The shares purchased must be full-risk ordinary shares and purchased in full. Those acquired with a loan will not qualify for relief. To access the available tax relief, the investor must not be connected to the company in question.
There are 4 tax reliefs available for qualifying shares from qualifying companies:
1. Income tax Income
tax relief at 30% of the cost of the shares is available for the tax year the investment occurred. This relief can be claimed up to a maximum of £1,000,000 in investment, which would give a maximum reduction of £300,000. The shares must be held for at least 3 years or the relief will be withdrawn.
2. Capital Gains Tax
For shares that have received income tax relief, there will be no Capital Gains Tax (CGT) due if those shares are disposed of after 3 years.
3. Loss relief
If the Investor goes on to dispose of their shares at a loss, they can set the loss against their general income for that year instead of their gains.

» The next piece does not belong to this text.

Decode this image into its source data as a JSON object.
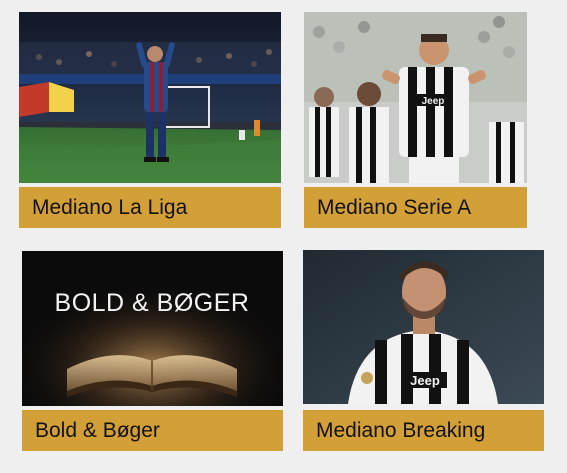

4. Capital Gains Tax Deferral Relief
Individuals and trustees of certain kinds of trusts can defer a gain made on any asset into the purchase of EIS shares within a qualifying period. The gain is deferred until the date that the EIS shares are disposed of.
Any relief is claimed through self-assessment and can only be done once the company in question has sent the investor form EIS. Relief is withdrawn if, during the 3 years following the purchase of the shares, the investor becomes connected or the company no longer qualifies.
Seed Enterprise Investment Scheme
The seed enterprise investment scheme (SEIS) is similar in nature to the EIS but it focuses on small, early stage companies. Young companies often struggle to raise finance as they are seen as a risky proposition so SEIS looks to reward investors with a higher rate of relief. It applies to shares issued on or after 6 April 2012.
The relief available through SEIS is 50% of the cost of the shares and there is a maximum annual investment of £100,000. A claim can be made up to 5 years after the investment was made. Like the EIS, the purchased shares must be held for a minimum of 3 years or the relief will be withdrawn.
Capital Gains Tax Reinvestment
This relief was originally available only to gains made in the 2012/13 tax year, but was then extended to 2013/14. Assets sold and reinvested (all or in part) in shares that qualify for SEIS in these years are exempt from CGT at the rate of 100% in 2012/13 and 50% in 2013/14. For claims relating to 2012/13, the annual investment limit of £100,000 applies. For 2013/14, this limit is £50,000. The last date that a claim can be made for 2012/13 is 31 January 2019. The final date for claiming for 2013/14 is 31 January 2020.
If the investor has received income tax relief on the purchase cost of their shares and sells them after the minimum 3-year period, there will be no CGT liability on disposal profits. This relief is only available on the basis that income tax relief has been claimed.